M. Arsène est rentré très vite. Il a jeté à terre le soulier retrouvé, tout trempé.

« Je me doutais bien que l’eau se chargerait de l’apporter en contrebas. Dieu sait ce qu’elle a charrié. Il y a même un lapin mort, les reins cassés par les pierres. Et des tourbillons à croire que les jambes vont nous manquer. Ça siffle et ça mousse comme de la bière. »

Elle sent sur elle son regard, un regard lourd.

« T’as entendu ? »

Une autre détonation, rien qu’une. Ils attendent vainement la seconde, retenant leur souffle.

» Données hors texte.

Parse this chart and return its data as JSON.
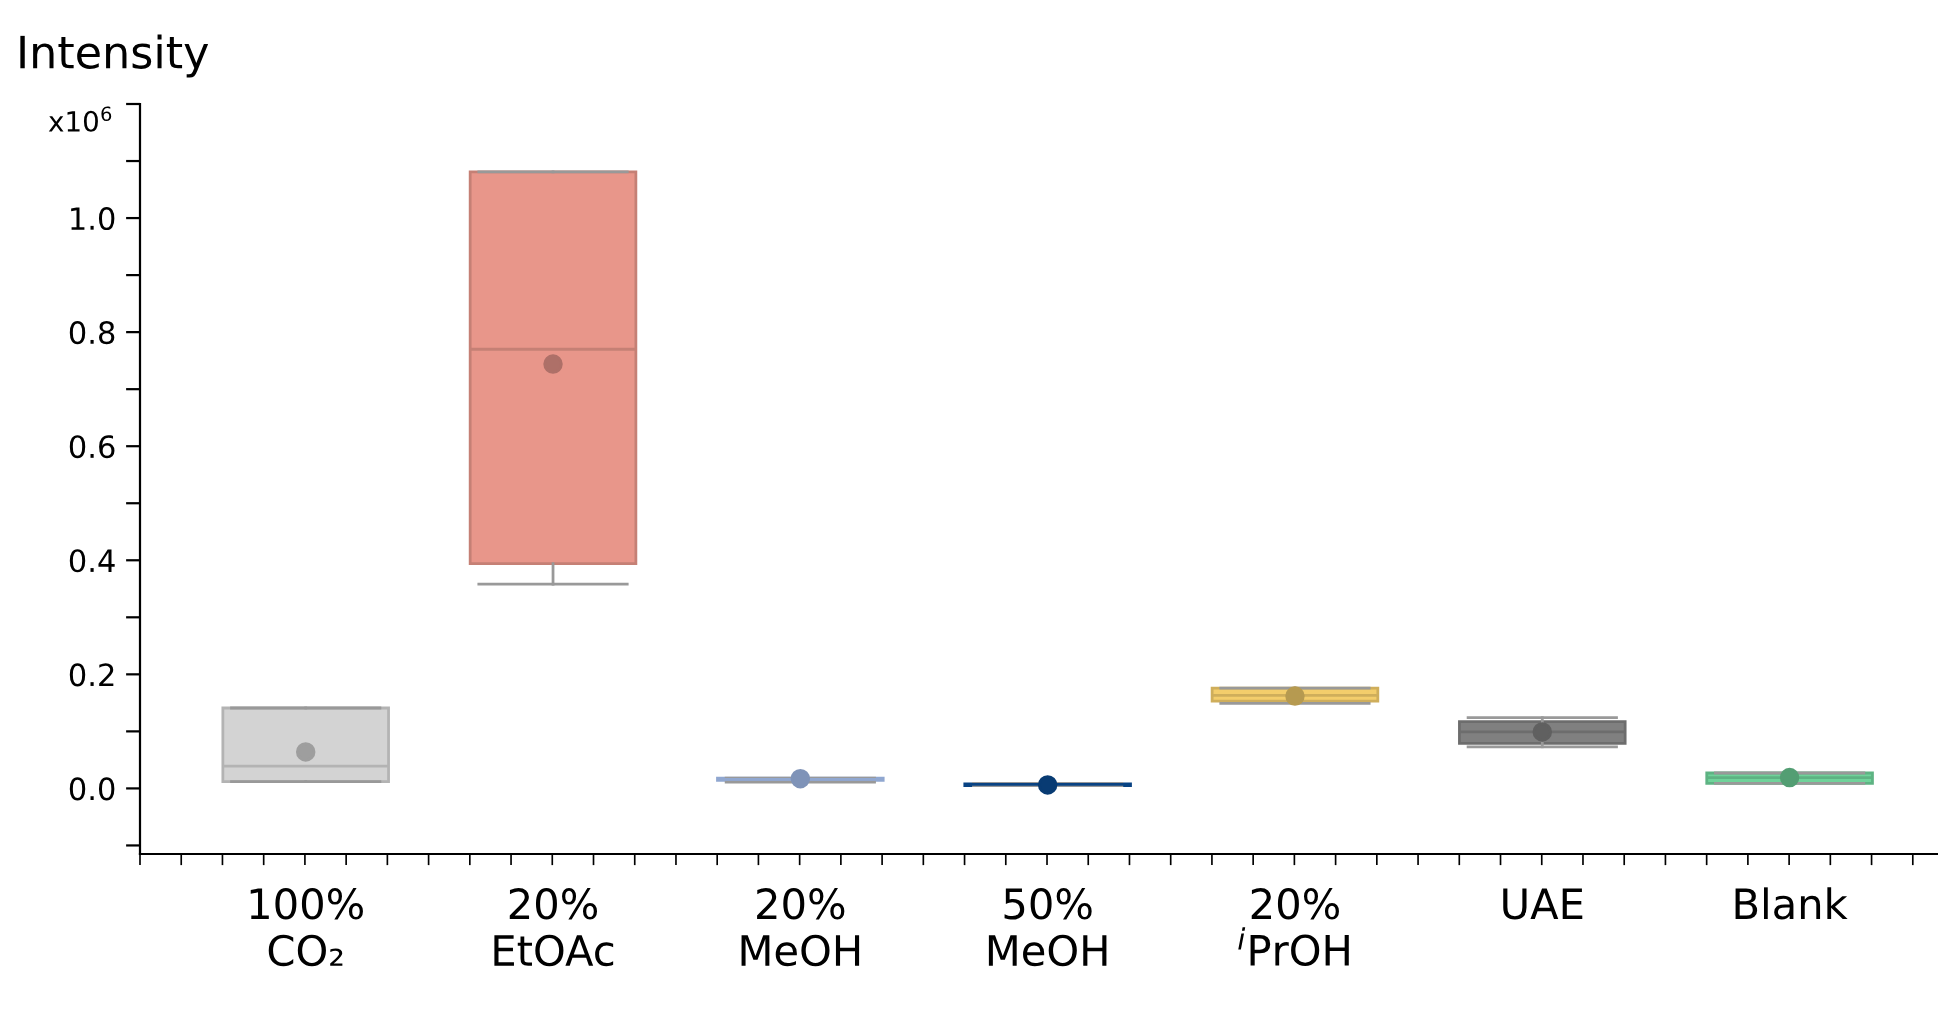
{
  "chart_data": {
    "type": "box",
    "ylabel": "Intensity",
    "annotations": [
      "x10$^{6}$"
    ],
    "categories": [
      "100%\nCO₂",
      "20%\nEtOAc",
      "20%\nMeOH",
      "50%\nMeOH",
      "20%\n$^{i}$PrOH",
      "UAE",
      "Blank"
    ],
    "colors": [
      "#d3d3d3",
      "#e8968a",
      "#a9c4f5",
      "#0b4f9a",
      "#f3cd6b",
      "#808080",
      "#6fd39a"
    ],
    "boxes": [
      {
        "low": 0.012,
        "q1": 0.012,
        "median": 0.039,
        "q3": 0.141,
        "high": 0.141,
        "mean": 0.064
      },
      {
        "low": 0.358,
        "q1": 0.394,
        "median": 0.77,
        "q3": 1.081,
        "high": 1.081,
        "mean": 0.744
      },
      {
        "low": 0.011,
        "q1": 0.014,
        "median": 0.016,
        "q3": 0.018,
        "high": 0.018,
        "mean": 0.017
      },
      {
        "low": 0.005,
        "q1": 0.005,
        "median": 0.007,
        "q3": 0.008,
        "high": 0.009,
        "mean": 0.006
      },
      {
        "low": 0.149,
        "q1": 0.153,
        "median": 0.163,
        "q3": 0.176,
        "high": 0.176,
        "mean": 0.162
      },
      {
        "low": 0.073,
        "q1": 0.079,
        "median": 0.099,
        "q3": 0.117,
        "high": 0.124,
        "mean": 0.099
      },
      {
        "low": 0.009,
        "q1": 0.009,
        "median": 0.019,
        "q3": 0.027,
        "high": 0.027,
        "mean": 0.019
      }
    ],
    "ylim": [
      -0.115,
      1.2
    ],
    "yticks": [
      {
        "value": -0.1,
        "label": null
      },
      {
        "value": 0,
        "label": "0.0"
      },
      {
        "value": 0.1,
        "label": null
      },
      {
        "value": 0.2,
        "label": "0.2"
      },
      {
        "value": 0.3,
        "label": null
      },
      {
        "value": 0.4,
        "label": "0.4"
      },
      {
        "value": 0.5,
        "label": null
      },
      {
        "value": 0.6,
        "label": "0.6"
      },
      {
        "value": 0.7,
        "label": null
      },
      {
        "value": 0.8,
        "label": "0.8"
      },
      {
        "value": 0.9,
        "label": null
      },
      {
        "value": 1,
        "label": "1.0"
      },
      {
        "value": 1.1,
        "label": null
      },
      {
        "value": 1.2,
        "label": null
      }
    ],
    "grid": false,
    "legend": false
  }
}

« Vermine ! » murmure-t-il entre ses dents.

Il ramasse à terre la bouteille vide, la flaire, puis la jette furieusement contre le mur où elle éclate.

« Si j’avais encore un demi-setier de genièvre, j’y retournerais. Oui, j’y retournerais, parole d’honneur. »

De nouveau, son regard rencontre celui de Mouchette, marque une hésitation redoutable. L’enfant le soutient sans broncher.

« Tu es une futée, dit-il enfin. Futée comme une perdrix ! On va jeter dehors ce qui reste de feu, et remettre tout en ordre ici dedans. Mais d’abord… »

Il s’accroupit devant l’âtre, lève la main gauche à la hauteur de son visage, l’examine en sifflotant.

« Approche, fillette. Prends la lampe électrique dans la poche de mon cuir, et tâche de la braquer bien droit, sans trembler, comme une vraie fille de fraudeur. Si tu te sens près de tomber faible, t’auras qu’à fermer les yeux. »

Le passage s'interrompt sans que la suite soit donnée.